The Crown prosecutor said the jury might consider his use of “bugger it” was “completely inconsistent with it being to prevent an imminent violent confrontation.”
“You might understand that to mean he was fed up, impatient, not prepared to wait any longer,” he said.
The jury has heard the police officer’s interaction with Mrs Nowland lasted three minutes at most.
In an incident report written after the fatal incident, the police officer recorded that he deployed his Taser because he felt a “violent confrontation was imminent”.
“You might think no reasonable person in the position of the accused at that time would have considered that a violent confrontation with Mrs Nowland was imminent,” Mr Hatfield said.
He suggested the idea that Mrs Nowland could move more than two metres and stab anyone was “just not a realistic possibility at all, having regard for what you can see of her.”
The jury has heard the great-grandmother found it difficult to follow instructions and became uncharacteristically aggressive before her death, which a geriatrician attributed to her undiagnosed dementia.
She weighed less than 48 kgs and relied on a four-wheeled walking frame to shuffle around the nursing home, the court has been told.
Mr Hatfield said there was “an obvious risk” of her falling if struck by a Taser and her “age and frailty” translated into an “obvious risk of really serious injury” from falling onto the floor.
“This was such an utterly unnecessary and obviously excessive use of force on Mrs Nowland that it warrants punishment for manslaughter,” he told the jury.
However, Constable White’s barrister Troy Edwards SC argued his client’s deployment of his Taser was in accordance with his duty as a police officer to protect others.
“People who were there told you again and again that they were frightened that Mrs Nowland would use the knife,” he told the jury during his closing statement.
He urged the jurors to consider the evidence of Constable White’s colleague, Acting Sergeant Jessica Pank, that it “feels pretty different when you’re there” and someone is raising a knife at you.
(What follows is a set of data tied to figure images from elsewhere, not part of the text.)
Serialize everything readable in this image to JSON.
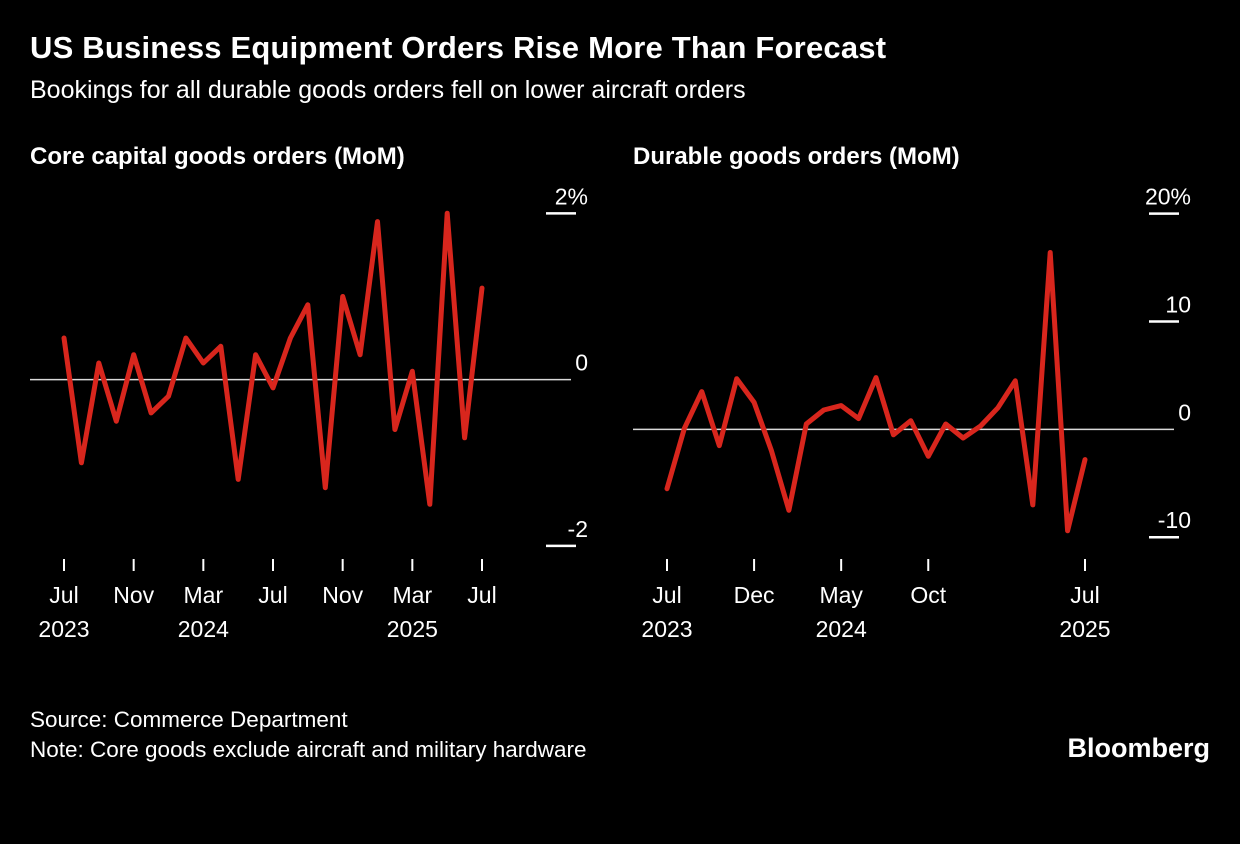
{
  "header": {
    "title": "US Business Equipment Orders Rise More Than Forecast",
    "subtitle": "Bookings for all durable goods orders fell on lower aircraft orders"
  },
  "footer": {
    "source": "Source: Commerce Department",
    "note": "Note: Core goods exclude aircraft and military hardware",
    "brand": "Bloomberg"
  },
  "colors": {
    "background": "#000000",
    "line": "#d8261d",
    "text": "#ffffff",
    "zero_line": "#d9d9d9",
    "tick": "#ffffff"
  },
  "chart_data": [
    {
      "type": "line",
      "title": "Core capital goods orders (MoM)",
      "unit": "percent",
      "legend": "none",
      "grid": "zero-line-only",
      "x": [
        "Jul 2023",
        "Aug 2023",
        "Sep 2023",
        "Oct 2023",
        "Nov 2023",
        "Dec 2023",
        "Jan 2024",
        "Feb 2024",
        "Mar 2024",
        "Apr 2024",
        "May 2024",
        "Jun 2024",
        "Jul 2024",
        "Aug 2024",
        "Sep 2024",
        "Oct 2024",
        "Nov 2024",
        "Dec 2024",
        "Jan 2025",
        "Feb 2025",
        "Mar 2025",
        "Apr 2025",
        "May 2025",
        "Jun 2025",
        "Jul 2025"
      ],
      "values": [
        0.5,
        -1.0,
        0.2,
        -0.5,
        0.3,
        -0.4,
        -0.2,
        0.5,
        0.2,
        0.4,
        -1.2,
        0.3,
        -0.1,
        0.5,
        0.9,
        -1.3,
        1.0,
        0.3,
        1.9,
        -0.6,
        0.1,
        -1.5,
        2.0,
        -0.7,
        1.1
      ],
      "ylim": [
        -2.35,
        2.1
      ],
      "yticks": [
        {
          "value": 2,
          "label": "2%"
        },
        {
          "value": 0,
          "label": "0"
        },
        {
          "value": -2,
          "label": "-2"
        }
      ],
      "xticks": [
        {
          "index": 0,
          "label": "Jul",
          "year": "2023"
        },
        {
          "index": 4,
          "label": "Nov",
          "year": ""
        },
        {
          "index": 8,
          "label": "Mar",
          "year": "2024"
        },
        {
          "index": 12,
          "label": "Jul",
          "year": ""
        },
        {
          "index": 16,
          "label": "Nov",
          "year": ""
        },
        {
          "index": 20,
          "label": "Mar",
          "year": "2025"
        },
        {
          "index": 24,
          "label": "Jul",
          "year": ""
        }
      ]
    },
    {
      "type": "line",
      "title": "Durable goods orders (MoM)",
      "unit": "percent",
      "legend": "none",
      "grid": "zero-line-only",
      "x": [
        "Jul 2023",
        "Aug 2023",
        "Sep 2023",
        "Oct 2023",
        "Nov 2023",
        "Dec 2023",
        "Jan 2024",
        "Feb 2024",
        "Mar 2024",
        "Apr 2024",
        "May 2024",
        "Jun 2024",
        "Jul 2024",
        "Aug 2024",
        "Sep 2024",
        "Oct 2024",
        "Nov 2024",
        "Dec 2024",
        "Jan 2025",
        "Feb 2025",
        "Mar 2025",
        "Apr 2025",
        "May 2025",
        "Jun 2025",
        "Jul 2025"
      ],
      "values": [
        -5.5,
        0.1,
        3.5,
        -1.5,
        4.7,
        2.5,
        -2.0,
        -7.5,
        0.5,
        1.8,
        2.2,
        1.0,
        4.8,
        -0.5,
        0.8,
        -2.5,
        0.5,
        -0.8,
        0.3,
        2.0,
        4.5,
        -7.0,
        16.4,
        -9.4,
        -2.8
      ],
      "ylim": [
        -13.5,
        20.8
      ],
      "yticks": [
        {
          "value": 20,
          "label": "20%"
        },
        {
          "value": 10,
          "label": "10"
        },
        {
          "value": 0,
          "label": "0"
        },
        {
          "value": -10,
          "label": "-10"
        }
      ],
      "xticks": [
        {
          "index": 0,
          "label": "Jul",
          "year": "2023"
        },
        {
          "index": 5,
          "label": "Dec",
          "year": ""
        },
        {
          "index": 10,
          "label": "May",
          "year": "2024"
        },
        {
          "index": 15,
          "label": "Oct",
          "year": ""
        },
        {
          "index": 24,
          "label": "Jul",
          "year": "2025"
        }
      ]
    }
  ]
}
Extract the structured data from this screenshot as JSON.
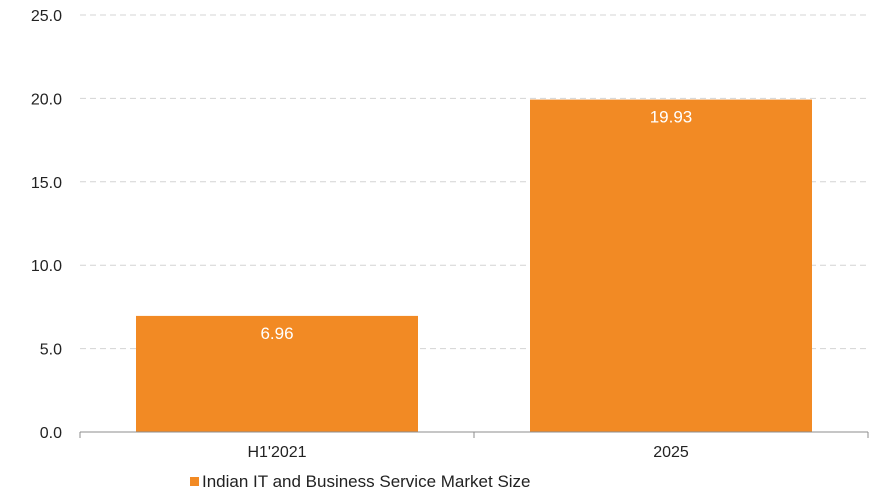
{
  "chart_data": {
    "type": "bar",
    "categories": [
      "H1'2021",
      "2025"
    ],
    "series": [
      {
        "name": "Indian IT and Business Service Market Size",
        "values": [
          6.96,
          19.93
        ],
        "data_labels": [
          "6.96",
          "19.93"
        ],
        "color": "#F28A24"
      }
    ],
    "y_ticks": [
      "0.0",
      "5.0",
      "10.0",
      "15.0",
      "20.0",
      "25.0"
    ],
    "ylim": [
      0,
      25
    ],
    "grid": true,
    "legend_position": "bottom-center",
    "title": "",
    "xlabel": "",
    "ylabel": ""
  },
  "colors": {
    "bar": "#F28A24",
    "gridline": "#d4d4d4",
    "axis": "#8c8c8c",
    "background": "#ffffff"
  }
}
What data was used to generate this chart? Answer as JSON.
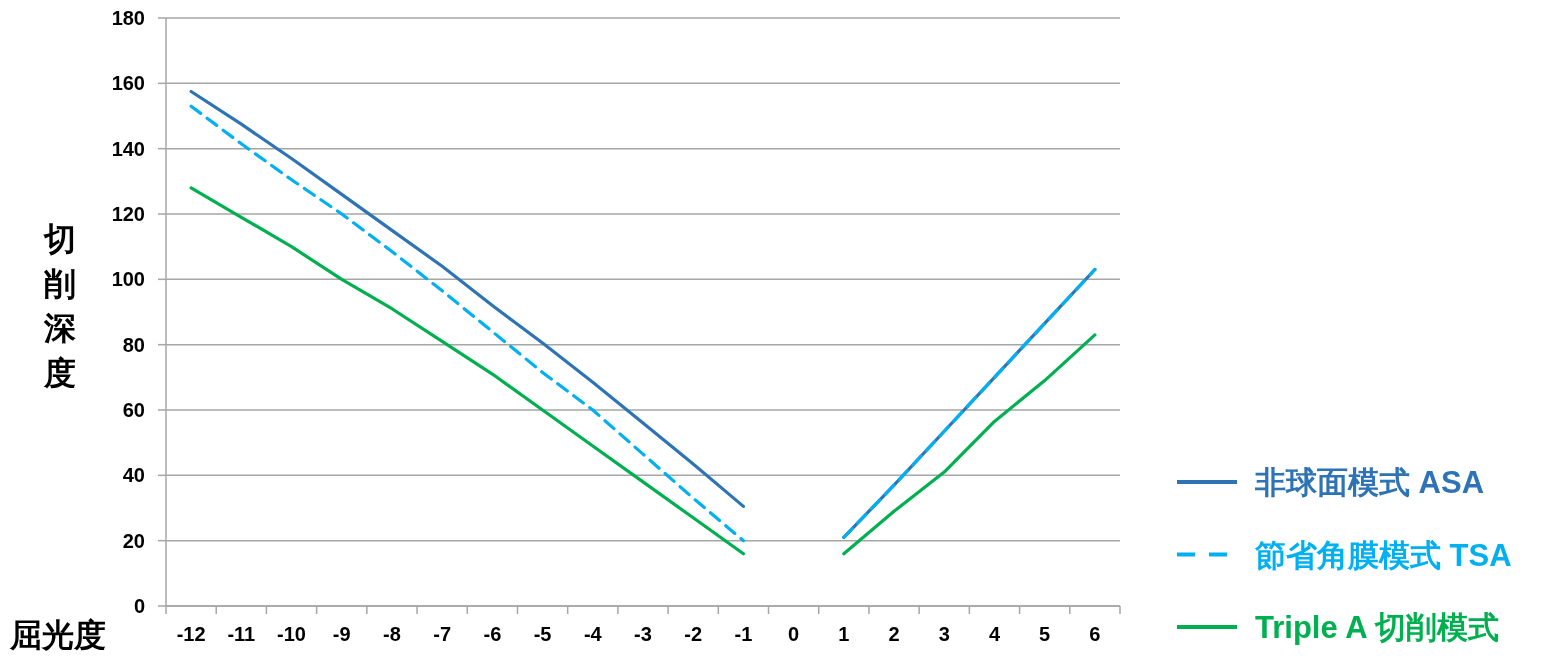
{
  "chart_data": {
    "type": "line",
    "xlabel": "屈光度",
    "ylabel": "切削深度",
    "categories": [
      "-12",
      "-11",
      "-10",
      "-9",
      "-8",
      "-7",
      "-6",
      "-5",
      "-4",
      "-3",
      "-2",
      "-1",
      "0",
      "1",
      "2",
      "3",
      "4",
      "5",
      "6"
    ],
    "series": [
      {
        "name": "非球面模式 ASA",
        "color": "#2E74B5",
        "line_style": "solid",
        "values": [
          157.5,
          147.5,
          137,
          126,
          115,
          104,
          92,
          80.5,
          68.5,
          56,
          43.5,
          30.5,
          null,
          21,
          37,
          53.5,
          70,
          86.5,
          103
        ]
      },
      {
        "name": "節省角膜模式 TSA",
        "color": "#00B0F0",
        "line_style": "dashed",
        "values": [
          153,
          141.5,
          130.5,
          120,
          108.5,
          96.5,
          84,
          71.5,
          60,
          46.5,
          33,
          20,
          null,
          21,
          37,
          53.5,
          70,
          86.5,
          103
        ]
      },
      {
        "name": "Triple A 切削模式",
        "color": "#00B050",
        "line_style": "solid",
        "values": [
          128,
          119,
          110,
          100,
          91,
          81,
          71,
          60,
          49,
          38,
          27,
          16,
          null,
          16,
          29,
          41,
          56.5,
          69,
          83
        ]
      }
    ],
    "ylim": [
      0,
      180
    ],
    "yticks": [
      0,
      20,
      40,
      60,
      80,
      100,
      120,
      140,
      160,
      180
    ],
    "grid": "y",
    "legend": "right",
    "marker": "none"
  }
}
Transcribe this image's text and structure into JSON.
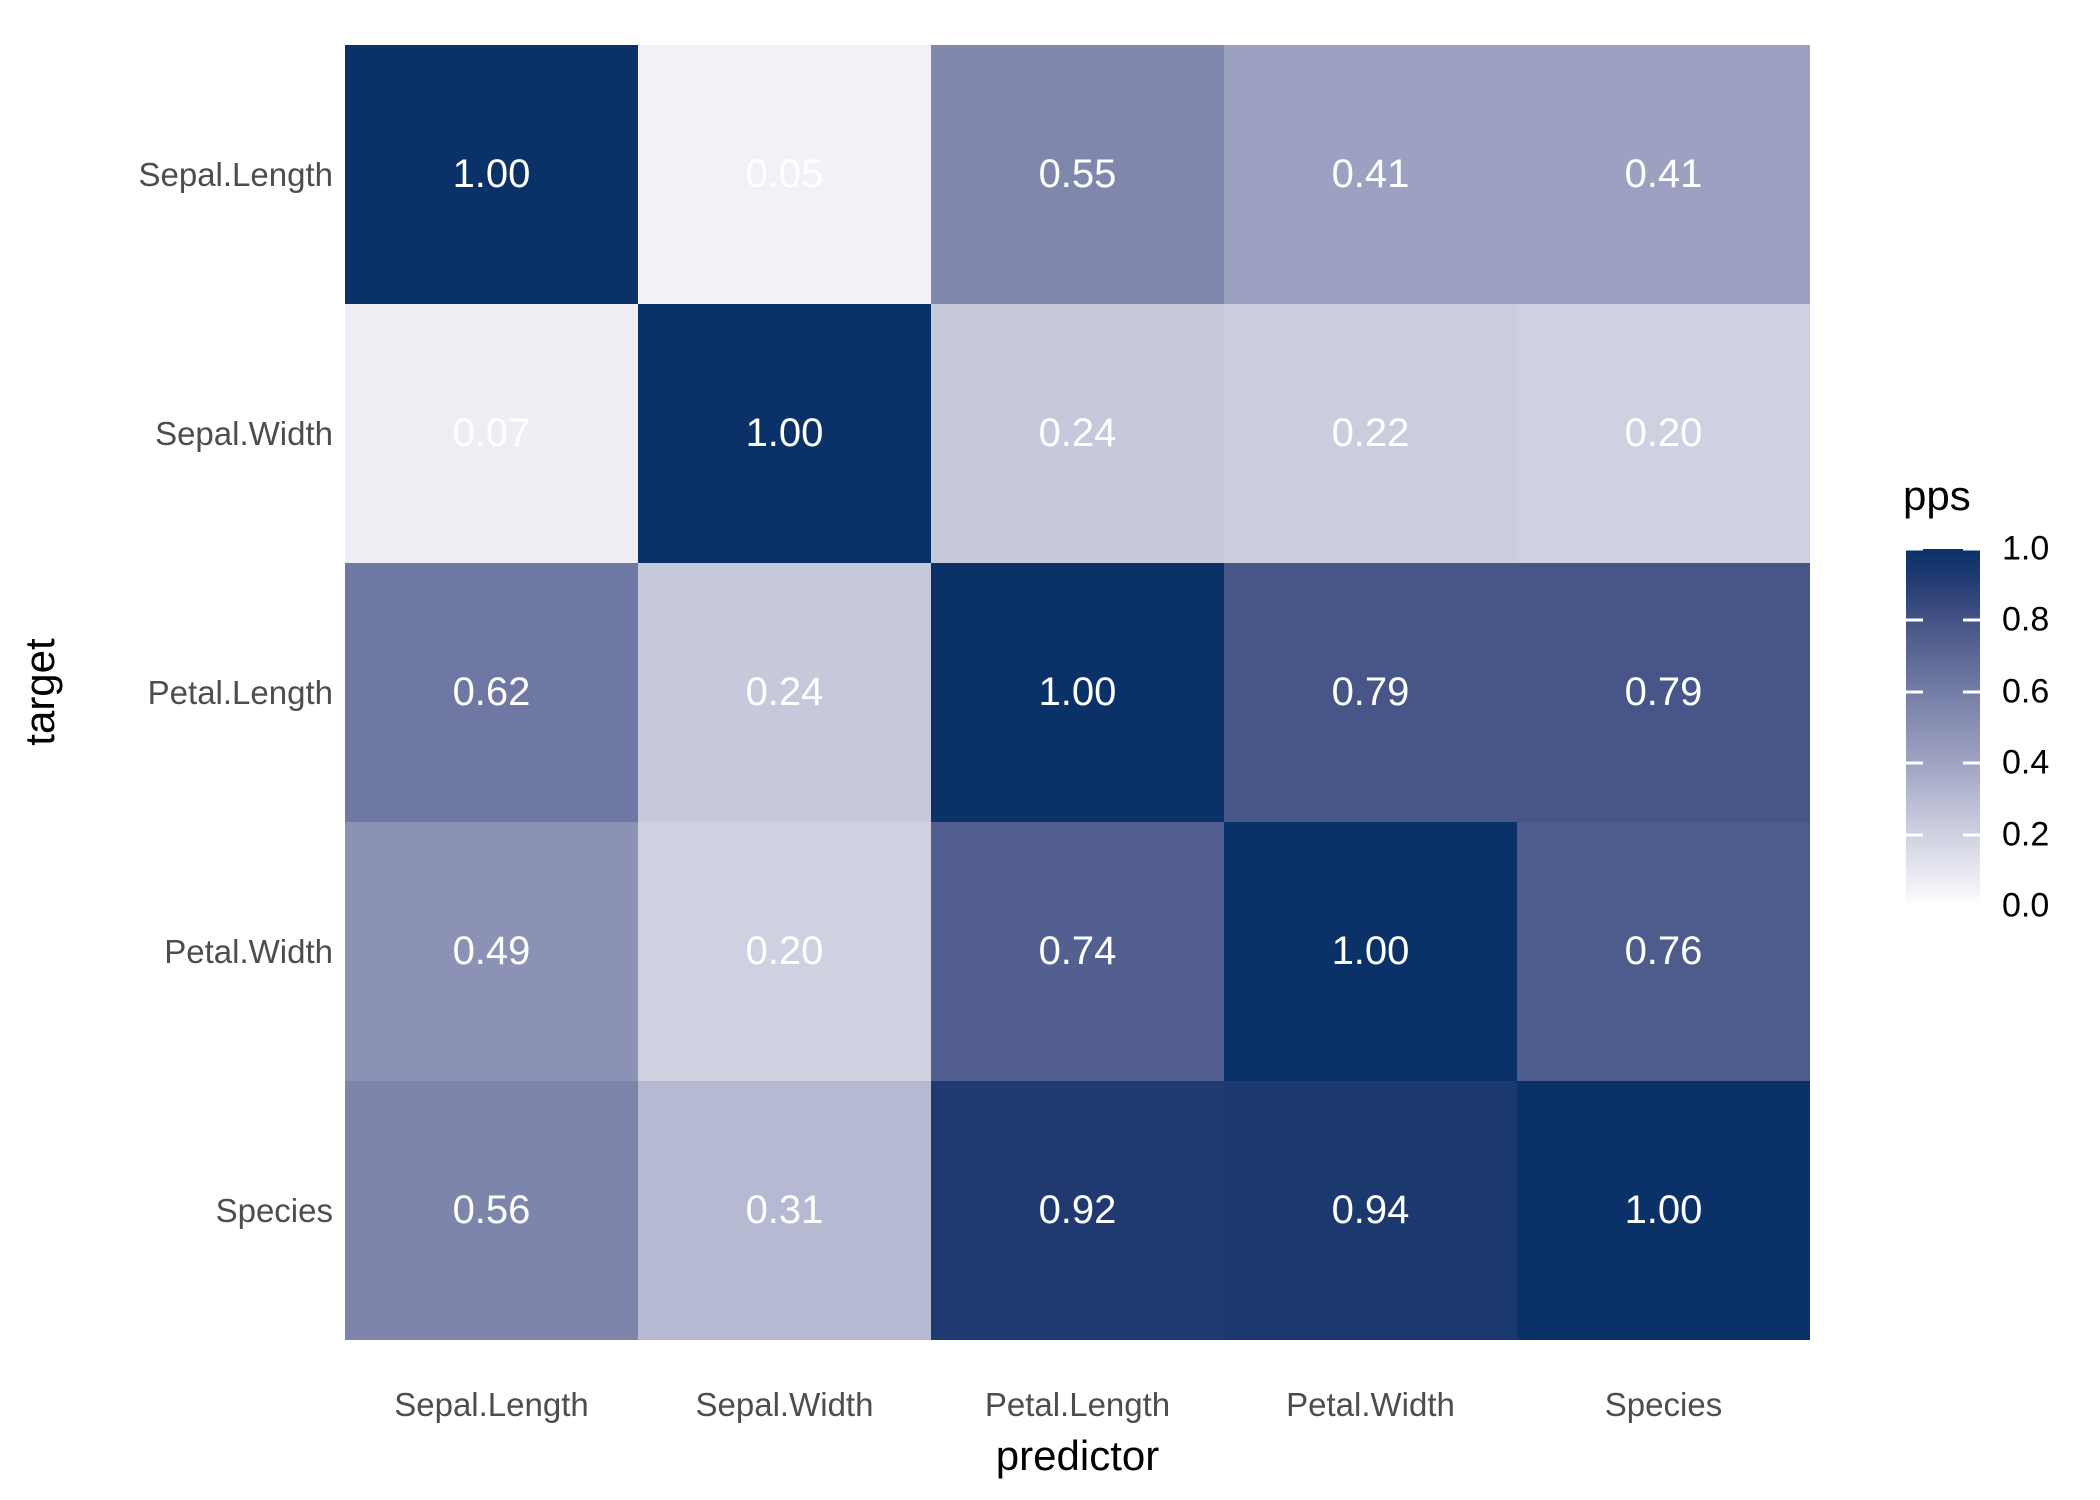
{
  "chart_data": {
    "type": "heatmap",
    "xlabel": "predictor",
    "ylabel": "target",
    "x_categories": [
      "Sepal.Length",
      "Sepal.Width",
      "Petal.Length",
      "Petal.Width",
      "Species"
    ],
    "y_categories": [
      "Sepal.Length",
      "Sepal.Width",
      "Petal.Length",
      "Petal.Width",
      "Species"
    ],
    "values": [
      [
        1.0,
        0.05,
        0.55,
        0.41,
        0.41
      ],
      [
        0.07,
        1.0,
        0.24,
        0.22,
        0.2
      ],
      [
        0.62,
        0.24,
        1.0,
        0.79,
        0.79
      ],
      [
        0.49,
        0.2,
        0.74,
        1.0,
        0.76
      ],
      [
        0.56,
        0.31,
        0.92,
        0.94,
        1.0
      ]
    ],
    "value_decimals": 2,
    "legend": {
      "title": "pps",
      "ticks": [
        1.0,
        0.8,
        0.6,
        0.4,
        0.2,
        0.0
      ],
      "tick_labels": [
        "1.0",
        "0.8",
        "0.6",
        "0.4",
        "0.2",
        "0.0"
      ],
      "position": "right",
      "range": [
        0.0,
        1.0
      ]
    },
    "color_scale": {
      "stops": [
        [
          0.0,
          "#ffffff"
        ],
        [
          0.05,
          "#f2f1f6"
        ],
        [
          0.24,
          "#c6c9dc"
        ],
        [
          0.41,
          "#9da1c1"
        ],
        [
          0.55,
          "#7f87ac"
        ],
        [
          0.79,
          "#475588"
        ],
        [
          0.92,
          "#203a71"
        ],
        [
          1.0,
          "#0a3168"
        ]
      ]
    },
    "grid": false
  },
  "colors": {
    "background": "#ffffff",
    "axis_text": "#4d4d4d",
    "axis_title": "#000000",
    "cell_text": "#ffffff"
  }
}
Constable White and Acting Sergeant Pank were called to Yallambee Lodge to respond to a triple-0 call for assistance with a “very aggressive resident” who was holding two knives.
The court has heard Mrs Nowland entered the rooms of four residents prior to their arrival just before 5am, and she had thrown a knife at one of the nursing home staff.
“It’s not the case that the accused could have turned on his heels … It was his job to obtain a resolution,” Mr Edwards said.
“He had to disarm her.”
In the footage, Constable White can be heard telling Mrs Nowland to stay seated six times and to drop the knife ten times.
Mr Edwards said he tried negotiating and grabbing the knife from her to “defuse the situation” but his “options had run out”.
“At the time Constable White decided to remove the Taser from his holster … many of the strategies that had been tried … they failed,” he stated.
“You would conclude that Mrs Nowland was determined, absolutely determined to keep possession of the knife. And that determination was evident to Kristian White.”
Mr Edwards asked the jury to consider his client’s “good character” and lack of criminal record when deciding whether he believed the use of force was necessary.
The trial will continue on Wednesday with a summation from Justice Ian Harrison.